The author stresses that this struggle has led to many revolutions because people feel they should be entitled to the same amount of resources as everyone else. For example the Vietnamese believed that there people should have the right to their own resources and that the Americans and Russians shouldn’t and they were willing to fight for it.
Another interesting part of this book was where the author talks about that cutting down of rain forests does not entirely mean that all biodiversity is lost within the area because the forest will often grow back and animals and plants will come back to the area.
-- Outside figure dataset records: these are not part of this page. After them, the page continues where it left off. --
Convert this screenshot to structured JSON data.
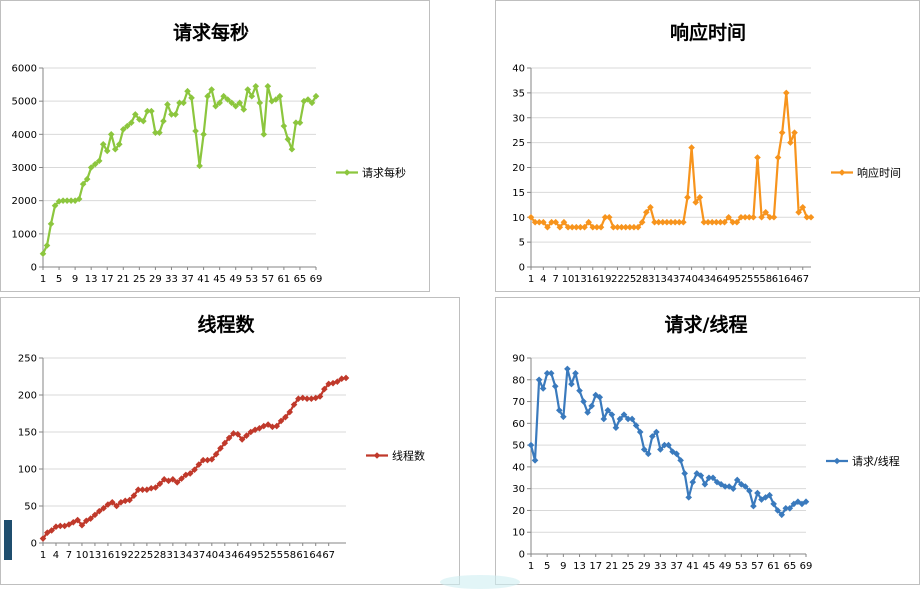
{
  "chart_data": [
    {
      "type": "line",
      "title": "请求每秒",
      "ylim": [
        0,
        6000
      ],
      "yticks": [
        0,
        1000,
        2000,
        3000,
        4000,
        5000,
        6000
      ],
      "xtick_labels": [
        "1",
        "5",
        "9",
        "13",
        "17",
        "21",
        "25",
        "29",
        "33",
        "37",
        "41",
        "45",
        "49",
        "53",
        "57",
        "61",
        "65",
        "69"
      ],
      "series": [
        {
          "name": "请求每秒",
          "color": "#8cc63e",
          "values": [
            400,
            650,
            1300,
            1850,
            1980,
            2000,
            2000,
            2000,
            2000,
            2050,
            2500,
            2650,
            3000,
            3100,
            3200,
            3700,
            3500,
            4000,
            3550,
            3700,
            4150,
            4250,
            4350,
            4600,
            4450,
            4400,
            4700,
            4700,
            4050,
            4050,
            4400,
            4900,
            4600,
            4600,
            4950,
            4950,
            5300,
            5100,
            4100,
            3050,
            4000,
            5150,
            5350,
            4850,
            4950,
            5150,
            5050,
            4950,
            4850,
            4950,
            4750,
            5350,
            5150,
            5450,
            4950,
            4000,
            5450,
            5000,
            5050,
            5150,
            4250,
            3850,
            3550,
            4350,
            4350,
            5000,
            5050,
            4950,
            5150
          ]
        }
      ]
    },
    {
      "type": "line",
      "title": "响应时间",
      "ylim": [
        0,
        40
      ],
      "yticks": [
        0,
        5,
        10,
        15,
        20,
        25,
        30,
        35,
        40
      ],
      "xtick_labels": [
        "1",
        "4",
        "7",
        "10",
        "13",
        "16",
        "19",
        "22",
        "25",
        "28",
        "31",
        "34",
        "37",
        "40",
        "43",
        "46",
        "49",
        "52",
        "55",
        "58",
        "61",
        "64",
        "67"
      ],
      "series": [
        {
          "name": "响应时间",
          "color": "#f7941d",
          "values": [
            10,
            9,
            9,
            9,
            8,
            9,
            9,
            8,
            9,
            8,
            8,
            8,
            8,
            8,
            9,
            8,
            8,
            8,
            10,
            10,
            8,
            8,
            8,
            8,
            8,
            8,
            8,
            9,
            11,
            12,
            9,
            9,
            9,
            9,
            9,
            9,
            9,
            9,
            14,
            24,
            13,
            14,
            9,
            9,
            9,
            9,
            9,
            9,
            10,
            9,
            9,
            10,
            10,
            10,
            10,
            22,
            10,
            11,
            10,
            10,
            22,
            27,
            35,
            25,
            27,
            11,
            12,
            10,
            10
          ]
        }
      ]
    },
    {
      "type": "line",
      "title": "线程数",
      "ylim": [
        0,
        250
      ],
      "yticks": [
        0,
        50,
        100,
        150,
        200,
        250
      ],
      "xtick_labels": [
        "1",
        "4",
        "7",
        "10",
        "13",
        "16",
        "19",
        "22",
        "25",
        "28",
        "31",
        "34",
        "37",
        "40",
        "43",
        "46",
        "49",
        "52",
        "55",
        "58",
        "61",
        "64",
        "67"
      ],
      "series": [
        {
          "name": "线程数",
          "color": "#c0392b",
          "values": [
            6,
            14,
            17,
            22,
            23,
            23,
            25,
            28,
            31,
            24,
            30,
            33,
            38,
            43,
            47,
            52,
            55,
            50,
            55,
            57,
            58,
            64,
            72,
            72,
            72,
            74,
            75,
            80,
            86,
            84,
            86,
            82,
            87,
            92,
            94,
            99,
            106,
            112,
            112,
            113,
            120,
            128,
            135,
            142,
            148,
            147,
            140,
            145,
            150,
            153,
            155,
            158,
            160,
            157,
            158,
            165,
            170,
            177,
            187,
            195,
            196,
            195,
            195,
            196,
            198,
            208,
            215,
            216,
            218,
            222,
            223
          ]
        }
      ]
    },
    {
      "type": "line",
      "title": "请求/线程",
      "ylim": [
        0,
        90
      ],
      "yticks": [
        0,
        10,
        20,
        30,
        40,
        50,
        60,
        70,
        80,
        90
      ],
      "xtick_labels": [
        "1",
        "5",
        "9",
        "13",
        "17",
        "21",
        "25",
        "29",
        "33",
        "37",
        "41",
        "45",
        "49",
        "53",
        "57",
        "61",
        "65",
        "69"
      ],
      "series": [
        {
          "name": "请求/线程",
          "color": "#3a7abd",
          "values": [
            50,
            43,
            80,
            76,
            83,
            83,
            77,
            66,
            63,
            85,
            78,
            83,
            75,
            70,
            65,
            68,
            73,
            72,
            62,
            66,
            64,
            58,
            62,
            64,
            62,
            62,
            59,
            56,
            48,
            46,
            54,
            56,
            48,
            50,
            50,
            47,
            46,
            43,
            37,
            26,
            33,
            37,
            36,
            32,
            35,
            35,
            33,
            32,
            31,
            31,
            30,
            34,
            32,
            31,
            29,
            22,
            28,
            25,
            26,
            27,
            23,
            20,
            18,
            21,
            21,
            23,
            24,
            23,
            24
          ]
        }
      ]
    }
  ]
}
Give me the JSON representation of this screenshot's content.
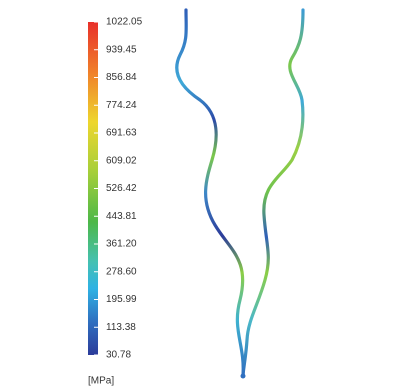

However, the idea of logging an area of forest and then building a parking lot however will definitely decrease the biodiversity in the area.
Costa Rica which is none for some of the largest areas of preserved rain forests and biodiversity and yet the book states that even within these areas there is large amounts of cutting down forests and the overall reducing of biodiversity within the area as people move in to claim areas of land to build houses and farms. Since there are limited jobs (Banana companies) within these areas people often cut down the forests on their lands to make money and feed their families. This was interesting because most people would think that the forests are cut down by large companies from other countries trying to make a quick buck but in many cases it is the locals who are cutting parts of the remaining rain forests down.
Another idea I found interesting in second part of the book is the idea of using the forest not only for ecotourism and “bird watching” is the fact that these forests have a large role in medicine and the research for cures to diseases and other illnesses. So not only does cutting down the forest possibly give rise to new developments but it also creates a risk to the overall chances of new researches being done to help find new medicines for the rest of the world.
In the last chapter the author mentions a boy who his team meets there who becomes very fascinated with the forest over the five years following them and wants to eventually learn about how to preserve rain forests. The idea of this is good however is highly unlikely for him since his family is very poor with small plot of land and the only jobs within the area are banana plantations. Even his brother works there and it does seem that this kid even though he wants to go out and learn about the world he will probably end up like the farmers who are resorting to cutting down the forest for money rather than preserving them.
Overall the book was somewhat hard to get through due to the writing style and it leads me to think that if the people within these areas who see the rain forests every day are being forced to cut them down to save their families from starving then how are people in other countries going to manage the biodiversity within these areas unless there is extremely strict political regulation that puts and end to the destruction of the rain forests. It seems like an idea that will never be attained.